Note that conditions of the test are also not clear because a match may be from the opening position or better than it from different opening positions.
Uri, it is only mediocre formatting / data representation. LCzero always promotes, so it doesn't really matter "pass = true" or "pass = false", which were inherited by Leela Zero (which instead has gating, with promotion only above 55%).
The table indicate as "pass = false" (fail) what should in reality by classified as "test" (grey crosses in Leela Zero). The test matches are usually regression tests with a previous "strong" network . They are needed to check if the "self play elo" (which tends to compound error bars) is still reasonably accurate.
Laskos wrote: ↑Mon Jun 25, 2018 3:19 pm
ID440 from mainserver came at 99.5/200, a bit weaker than ID395 at 103.0/200, but within error margins. I will check one of the later smallnets from testserver.
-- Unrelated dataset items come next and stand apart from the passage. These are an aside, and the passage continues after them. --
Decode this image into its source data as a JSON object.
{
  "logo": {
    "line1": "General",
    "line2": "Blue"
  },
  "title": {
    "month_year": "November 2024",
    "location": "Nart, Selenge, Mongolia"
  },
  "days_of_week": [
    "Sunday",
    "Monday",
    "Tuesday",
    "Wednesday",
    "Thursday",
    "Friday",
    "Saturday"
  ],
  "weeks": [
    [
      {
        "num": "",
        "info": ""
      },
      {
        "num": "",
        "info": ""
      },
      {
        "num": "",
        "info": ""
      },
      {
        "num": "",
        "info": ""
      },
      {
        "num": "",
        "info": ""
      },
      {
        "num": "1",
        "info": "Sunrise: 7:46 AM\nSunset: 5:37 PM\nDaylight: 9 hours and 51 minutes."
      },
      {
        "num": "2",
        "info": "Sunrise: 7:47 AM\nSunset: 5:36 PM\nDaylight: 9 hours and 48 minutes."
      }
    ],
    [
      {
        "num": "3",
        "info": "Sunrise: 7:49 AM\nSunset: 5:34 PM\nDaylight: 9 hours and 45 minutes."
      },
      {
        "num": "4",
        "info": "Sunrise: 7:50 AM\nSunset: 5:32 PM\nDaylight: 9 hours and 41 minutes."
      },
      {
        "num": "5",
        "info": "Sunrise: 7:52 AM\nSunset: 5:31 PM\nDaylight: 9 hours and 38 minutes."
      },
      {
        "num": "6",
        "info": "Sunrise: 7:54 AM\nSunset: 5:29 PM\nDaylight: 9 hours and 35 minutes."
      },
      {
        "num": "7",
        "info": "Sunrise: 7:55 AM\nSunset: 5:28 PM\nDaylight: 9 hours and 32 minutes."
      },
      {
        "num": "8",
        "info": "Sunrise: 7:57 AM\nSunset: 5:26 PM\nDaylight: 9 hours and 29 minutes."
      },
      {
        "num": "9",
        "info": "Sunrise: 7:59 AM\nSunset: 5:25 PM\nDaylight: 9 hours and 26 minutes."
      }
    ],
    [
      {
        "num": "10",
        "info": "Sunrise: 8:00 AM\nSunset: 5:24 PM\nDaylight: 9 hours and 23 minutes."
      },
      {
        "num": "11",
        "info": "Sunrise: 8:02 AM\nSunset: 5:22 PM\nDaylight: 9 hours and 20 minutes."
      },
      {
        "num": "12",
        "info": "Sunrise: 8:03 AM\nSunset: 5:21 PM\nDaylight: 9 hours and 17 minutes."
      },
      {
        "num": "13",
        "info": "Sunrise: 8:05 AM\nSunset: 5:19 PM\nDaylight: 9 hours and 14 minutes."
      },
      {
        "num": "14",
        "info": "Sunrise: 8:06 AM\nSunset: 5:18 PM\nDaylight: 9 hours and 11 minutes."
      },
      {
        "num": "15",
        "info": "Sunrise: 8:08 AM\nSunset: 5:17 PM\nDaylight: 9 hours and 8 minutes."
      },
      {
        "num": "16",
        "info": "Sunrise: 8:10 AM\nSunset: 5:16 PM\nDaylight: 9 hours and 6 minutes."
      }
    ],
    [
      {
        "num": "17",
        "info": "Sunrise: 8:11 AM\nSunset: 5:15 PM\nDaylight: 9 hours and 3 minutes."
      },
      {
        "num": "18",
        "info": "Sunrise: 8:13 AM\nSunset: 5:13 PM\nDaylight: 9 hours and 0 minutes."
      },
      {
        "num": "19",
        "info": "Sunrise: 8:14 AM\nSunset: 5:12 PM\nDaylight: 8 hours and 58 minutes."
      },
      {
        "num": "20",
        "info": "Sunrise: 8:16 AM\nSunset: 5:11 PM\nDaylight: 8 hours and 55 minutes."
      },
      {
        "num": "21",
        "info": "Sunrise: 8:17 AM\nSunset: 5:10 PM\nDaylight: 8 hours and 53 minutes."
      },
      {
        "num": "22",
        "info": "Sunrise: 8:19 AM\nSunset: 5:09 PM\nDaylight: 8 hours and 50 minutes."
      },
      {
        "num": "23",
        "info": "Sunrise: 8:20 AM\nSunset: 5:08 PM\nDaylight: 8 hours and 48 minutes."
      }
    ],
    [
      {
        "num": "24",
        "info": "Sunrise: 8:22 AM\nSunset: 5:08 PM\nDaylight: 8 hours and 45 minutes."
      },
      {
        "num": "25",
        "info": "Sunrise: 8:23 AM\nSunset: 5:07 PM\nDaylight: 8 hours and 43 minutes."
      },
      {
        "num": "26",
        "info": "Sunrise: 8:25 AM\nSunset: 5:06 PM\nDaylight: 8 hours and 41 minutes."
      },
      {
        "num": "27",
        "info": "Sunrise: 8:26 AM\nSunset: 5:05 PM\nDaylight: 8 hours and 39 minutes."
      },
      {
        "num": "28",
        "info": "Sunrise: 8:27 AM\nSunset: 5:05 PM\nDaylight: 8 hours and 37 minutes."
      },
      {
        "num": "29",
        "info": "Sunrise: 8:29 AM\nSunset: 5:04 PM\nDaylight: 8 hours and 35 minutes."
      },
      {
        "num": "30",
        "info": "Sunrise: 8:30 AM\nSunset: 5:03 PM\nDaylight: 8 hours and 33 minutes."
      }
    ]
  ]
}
My STS test confirms your result.
id395 scores 76,5%
id440 scores 73,2%
Laskos wrote: ↑Mon Jun 25, 2018 3:19 pm
ID440 from mainserver came at 99.5/200, a bit weaker than ID395 at 103.0/200, but within error margins. I will check one of the later smallnets from testserver.
My STS test confirms your result.
id395 scores 76,5%
id440 scores 73,2%
1 sec / position on a 780Ti
It seems that the latest smallnets from testserver are already almost the level of ID395 from mainserver, at least at my short time control and my GTX 1060 GPU. I switched from LittleBlitzer GUI to Cutechess-Cli UI and got similar results as before. LittleBlitzer has some problems in games without adjudication (I use no adjudication, as Leela can blunder even in late endgames). When searching in stalemate/mate positions GUI sometimes sends 'best move none' and puts it as "illegal move" (in the "i" row). Also, 50-move rule is not always enforced correctly in LittleBlitzer. Maybe one can study these problems in more detail and send a report to the developer of the LittleBlitzer.
So, in Cutechess-Cli, in the same gauntlet against AB engines at same short time control:
ID395 (15x192 from mainserver)
101.5/200
ID9149 (6x64 from testserver)
98.0/200
They are basically within error margins one from another in these conditions. Maybe they scale differently, though, I don't know. Both scale better than AB engines of similar strength.
i would guess the larger the net the more elo gained with time. but there is this from the lc0 forum --
I did a quick run of 9142 and in a small sample of just 70 games versus the same line up of engines I posted earlier it scored just over 35% for a ELO performance of 3220ish. I have 390 and 395 at 3324 so the test net for this run is also doing incredibly well given it had only played 7.2 million games to get to 9142.